Nelle tradizioni induiste, il processo del capire chi si è veramente prende il nome di sadhana, che significa ‘disciplina’. Sadhana è lo stile di vita che è necessario seguire per poter sfuggire all’illusione di essere solo un ego delimitato dalla pelle. La sadhana include lo yoga, termine la cui radice in sanscrito yuj, con il significato di ‘unire’, ed è da tale radice che la lingua inglese ha derivato parole come yoke, junction e union [in italiano: ‘giogo’, giunzione’ e ‘unione’]. In senso stretto, yoga significa ‘lo stato di unione’ (quello stato in cui il sé individuale, detto jivātman, scopre di essere sostanzialmente l’ātman). Perciò uno yogi è qualcuno che ha già realizzato tale unione. Solitamente, però, il termine yoga non è usato in questa accezione; in genere lo si usa per descrivere una pratica meditativa per mezzo della quale si può raggiungere lo stato di unione, e in tal senso lo yogi è un viaggiatore o cercatore che sta andando verso tale unione. Naturalmente, non esiste alcun metodo in senso stretto per arrivare là dove si è già. Nessuna ricerca, per quanto prolungata, basterà a scoprire il sé, poiché la ricerca implica l’assenza del sé (il grande sé, il Sé con la S maiuscola). Perciò cercarlo significa allontanarlo. E praticare una disciplina per conseguirlo significa rimandare la realizzazione.
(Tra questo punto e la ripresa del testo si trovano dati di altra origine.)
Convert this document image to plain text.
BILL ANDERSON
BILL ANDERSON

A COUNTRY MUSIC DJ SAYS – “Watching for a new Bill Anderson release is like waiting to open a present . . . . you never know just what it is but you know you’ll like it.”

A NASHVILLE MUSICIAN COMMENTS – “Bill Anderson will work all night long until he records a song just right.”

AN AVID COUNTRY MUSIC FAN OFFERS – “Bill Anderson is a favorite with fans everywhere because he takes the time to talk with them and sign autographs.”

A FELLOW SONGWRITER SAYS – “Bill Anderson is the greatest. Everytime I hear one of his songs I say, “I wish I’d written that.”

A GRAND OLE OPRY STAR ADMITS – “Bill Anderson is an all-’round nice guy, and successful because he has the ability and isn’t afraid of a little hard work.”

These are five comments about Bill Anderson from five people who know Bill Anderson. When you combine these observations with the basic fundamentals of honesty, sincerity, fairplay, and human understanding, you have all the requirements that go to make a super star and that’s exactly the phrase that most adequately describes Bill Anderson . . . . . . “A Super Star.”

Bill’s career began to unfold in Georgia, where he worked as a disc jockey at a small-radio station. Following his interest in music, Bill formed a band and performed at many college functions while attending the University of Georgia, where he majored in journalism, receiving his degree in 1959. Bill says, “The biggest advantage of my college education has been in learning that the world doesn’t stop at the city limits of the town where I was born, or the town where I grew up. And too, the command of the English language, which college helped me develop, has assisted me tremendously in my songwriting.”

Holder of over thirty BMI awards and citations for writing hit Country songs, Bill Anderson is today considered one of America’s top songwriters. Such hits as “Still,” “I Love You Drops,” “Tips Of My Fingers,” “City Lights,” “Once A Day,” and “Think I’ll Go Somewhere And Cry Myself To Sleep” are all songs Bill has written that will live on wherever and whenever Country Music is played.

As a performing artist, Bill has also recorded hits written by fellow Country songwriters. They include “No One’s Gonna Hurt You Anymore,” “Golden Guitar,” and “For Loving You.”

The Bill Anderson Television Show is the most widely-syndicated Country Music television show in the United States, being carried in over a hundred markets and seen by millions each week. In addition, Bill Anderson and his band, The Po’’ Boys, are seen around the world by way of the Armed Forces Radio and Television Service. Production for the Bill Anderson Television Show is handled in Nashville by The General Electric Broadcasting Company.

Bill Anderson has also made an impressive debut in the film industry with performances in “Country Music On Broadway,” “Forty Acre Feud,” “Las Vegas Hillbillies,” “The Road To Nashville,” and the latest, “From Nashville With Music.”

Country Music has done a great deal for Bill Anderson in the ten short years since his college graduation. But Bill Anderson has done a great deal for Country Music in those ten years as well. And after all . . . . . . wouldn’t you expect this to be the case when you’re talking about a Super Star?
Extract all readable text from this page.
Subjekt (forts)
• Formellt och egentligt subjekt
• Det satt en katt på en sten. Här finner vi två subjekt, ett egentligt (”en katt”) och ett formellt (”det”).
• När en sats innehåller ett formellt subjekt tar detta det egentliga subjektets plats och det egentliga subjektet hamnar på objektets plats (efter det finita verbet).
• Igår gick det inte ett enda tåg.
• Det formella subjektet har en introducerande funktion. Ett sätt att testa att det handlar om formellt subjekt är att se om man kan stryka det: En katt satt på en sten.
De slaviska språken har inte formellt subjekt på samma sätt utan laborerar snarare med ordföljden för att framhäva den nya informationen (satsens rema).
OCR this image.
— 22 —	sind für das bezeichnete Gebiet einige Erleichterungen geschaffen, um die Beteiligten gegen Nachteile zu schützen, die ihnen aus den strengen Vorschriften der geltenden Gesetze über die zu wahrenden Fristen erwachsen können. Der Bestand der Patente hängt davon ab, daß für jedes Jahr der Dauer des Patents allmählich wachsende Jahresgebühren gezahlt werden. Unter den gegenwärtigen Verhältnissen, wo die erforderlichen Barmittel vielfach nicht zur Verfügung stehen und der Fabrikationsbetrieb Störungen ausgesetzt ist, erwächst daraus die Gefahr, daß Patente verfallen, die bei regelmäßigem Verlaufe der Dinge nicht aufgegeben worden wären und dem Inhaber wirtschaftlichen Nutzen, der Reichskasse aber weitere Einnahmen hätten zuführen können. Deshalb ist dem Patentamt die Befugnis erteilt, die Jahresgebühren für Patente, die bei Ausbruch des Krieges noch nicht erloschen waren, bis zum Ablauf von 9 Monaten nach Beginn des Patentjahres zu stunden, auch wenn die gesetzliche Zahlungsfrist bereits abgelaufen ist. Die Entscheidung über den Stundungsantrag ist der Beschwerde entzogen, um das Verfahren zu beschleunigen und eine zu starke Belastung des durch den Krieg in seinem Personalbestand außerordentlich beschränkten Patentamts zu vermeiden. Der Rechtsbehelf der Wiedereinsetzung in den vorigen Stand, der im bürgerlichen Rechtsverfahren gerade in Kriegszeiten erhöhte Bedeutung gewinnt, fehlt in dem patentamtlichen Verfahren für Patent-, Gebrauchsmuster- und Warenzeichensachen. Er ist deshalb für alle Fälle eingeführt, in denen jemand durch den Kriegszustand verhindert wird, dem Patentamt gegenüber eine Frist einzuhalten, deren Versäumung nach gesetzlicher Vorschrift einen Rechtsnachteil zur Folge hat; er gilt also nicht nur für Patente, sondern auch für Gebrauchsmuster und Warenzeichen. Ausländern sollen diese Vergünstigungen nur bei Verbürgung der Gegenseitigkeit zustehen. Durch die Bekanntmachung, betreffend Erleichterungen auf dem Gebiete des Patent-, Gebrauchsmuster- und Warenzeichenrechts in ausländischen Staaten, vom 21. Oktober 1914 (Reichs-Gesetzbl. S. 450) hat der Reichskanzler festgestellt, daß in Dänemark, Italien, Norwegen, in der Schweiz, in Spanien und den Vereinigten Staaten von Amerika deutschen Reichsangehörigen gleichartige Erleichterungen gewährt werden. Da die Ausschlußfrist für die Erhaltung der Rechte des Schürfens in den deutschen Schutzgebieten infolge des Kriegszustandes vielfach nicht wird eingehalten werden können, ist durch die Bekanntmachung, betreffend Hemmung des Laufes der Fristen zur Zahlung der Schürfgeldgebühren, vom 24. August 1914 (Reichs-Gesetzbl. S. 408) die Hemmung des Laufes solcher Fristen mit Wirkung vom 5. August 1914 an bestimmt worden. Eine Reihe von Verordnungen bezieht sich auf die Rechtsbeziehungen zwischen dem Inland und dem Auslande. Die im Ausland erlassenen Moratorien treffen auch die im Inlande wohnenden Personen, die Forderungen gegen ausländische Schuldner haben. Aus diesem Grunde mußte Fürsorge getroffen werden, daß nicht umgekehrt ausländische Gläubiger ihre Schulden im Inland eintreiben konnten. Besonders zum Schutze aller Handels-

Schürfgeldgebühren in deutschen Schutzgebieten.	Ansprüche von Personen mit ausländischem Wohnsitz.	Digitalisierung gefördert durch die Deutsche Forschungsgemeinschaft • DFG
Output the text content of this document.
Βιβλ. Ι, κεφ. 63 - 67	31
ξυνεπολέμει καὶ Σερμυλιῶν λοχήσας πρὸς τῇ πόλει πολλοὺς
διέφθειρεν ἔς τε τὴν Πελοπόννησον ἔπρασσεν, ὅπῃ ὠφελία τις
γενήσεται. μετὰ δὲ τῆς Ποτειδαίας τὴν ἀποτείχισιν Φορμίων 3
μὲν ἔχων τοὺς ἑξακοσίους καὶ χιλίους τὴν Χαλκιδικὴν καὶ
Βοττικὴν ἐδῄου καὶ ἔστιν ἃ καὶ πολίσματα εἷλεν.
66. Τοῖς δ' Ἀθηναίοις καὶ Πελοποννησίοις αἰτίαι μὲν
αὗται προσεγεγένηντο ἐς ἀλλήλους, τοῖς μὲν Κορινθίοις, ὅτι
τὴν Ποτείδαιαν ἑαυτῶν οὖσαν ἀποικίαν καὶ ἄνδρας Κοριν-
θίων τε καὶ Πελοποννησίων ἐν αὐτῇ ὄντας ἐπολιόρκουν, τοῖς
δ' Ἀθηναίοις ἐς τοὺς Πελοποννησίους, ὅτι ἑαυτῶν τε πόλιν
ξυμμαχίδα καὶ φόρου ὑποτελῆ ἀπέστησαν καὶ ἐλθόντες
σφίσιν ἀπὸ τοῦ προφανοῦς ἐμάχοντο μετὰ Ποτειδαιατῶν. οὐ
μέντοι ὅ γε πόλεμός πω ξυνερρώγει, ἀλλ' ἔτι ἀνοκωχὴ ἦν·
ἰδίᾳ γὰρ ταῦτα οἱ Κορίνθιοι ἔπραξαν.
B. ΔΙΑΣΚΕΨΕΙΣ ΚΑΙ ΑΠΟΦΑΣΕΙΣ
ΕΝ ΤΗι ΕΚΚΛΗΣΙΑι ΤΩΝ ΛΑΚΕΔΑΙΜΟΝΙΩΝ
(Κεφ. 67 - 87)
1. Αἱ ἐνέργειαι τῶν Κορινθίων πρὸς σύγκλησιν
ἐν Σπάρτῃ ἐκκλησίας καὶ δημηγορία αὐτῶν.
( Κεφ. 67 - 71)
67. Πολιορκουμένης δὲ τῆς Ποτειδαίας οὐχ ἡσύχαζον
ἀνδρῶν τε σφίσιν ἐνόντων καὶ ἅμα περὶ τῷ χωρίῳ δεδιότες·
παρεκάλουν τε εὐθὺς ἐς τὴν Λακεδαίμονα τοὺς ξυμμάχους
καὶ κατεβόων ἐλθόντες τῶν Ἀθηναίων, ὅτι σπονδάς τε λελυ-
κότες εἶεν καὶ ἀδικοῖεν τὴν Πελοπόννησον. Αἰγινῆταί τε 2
C’è una famosa storia zen su di un monaco seduto in meditazione. Il maestro passa di lì e chiede: «Cosa stai facendo?» e il monaco risponde: «Il mio scopo è diventare un Buddha». Allora il maestro si siede lì vicino, prende una tegola e comincia a strofinarla. Il monaco chiede: «Che cosa stai facendo, maestro?». Il maestro risponde: «Sto strofinando questa tegola per farla diventare uno specchio». E il monaco risponde: «Come puoi fare uno specchio strofinando una tegola?». Al che il maestro replica: «Come puoi diventare un Buddha praticando zazen? ». Al giorno d’oggi questa storia non piace molto in Giappone.
Supponete che vi dicessi che voi, proprio adesso, siete il grande Sé, il Brahman. In un certo senso, sul piano intellettuale potreste entrare in empatia con questo concetto, ma non lo sentite veramente. State cercando un modo per sentirlo, una pratica per arrivarci. Ma non volete realmente sentirlo; ne avete paura. Perciò passate da una pratica all’altra per rimandare, per convincervi di avere ancora molta strada da fare e, forse, quando avrete sofferto abbastanza, solo allora potrete realizzare di essere l’ātman. Perché rimandare? Perché cresciamo in uno schema sociale che ci inculca che dobbiamo meritarci ciò che riceviamo, e che il prezzo da pagare per tutte le cose buone è la sofferenza. Ma in realtà, si tratta solo di rimandare. Abbiamo paura, qui e ora, di vedere la verità. E se ne avessimo il coraggio (voglio dire, il coraggio vero) la vedremmo subito. Ma è a quel punto che avvertiamo immediatamente la sensazione che sarebbe meglio non avere quel coraggio, perché sarebbe orribile. Dopotutto, da noi ci si aspetta che ci sentiamo come un “povero me”, che deve faticare tanto e soffrire per diventare qualcosa di remoto e di grande, come un Buddha o jivanmukta, qualcuno che raggiunge la liberazione.
E se è per questo potete anche soffrire davvero: sono stati inventati mille modi per consentirvi di farlo. Potete imporvi la disciplina e ottenere il controllo della vostra mente e compiere ogni genere di prodigi, come aspirare acqua dal retto o sospingere una nocciolina su per il fianco di una montagna col vostro naso. Esiste una miriade di conquiste in cui potervi impegnare. Ma non hanno assolutamente nulla a che fare con la realizzazione del sé. Fondamentalmente, quest’ultima dipende dal fatto di smetterla, proprio come quando qualcuno mette su una gran sceneggiata e noi diciamo: «E dai, piantala». Taluni ci riescono; scoppiano a ridere perché si rendono conto di essersi resi ridicoli.»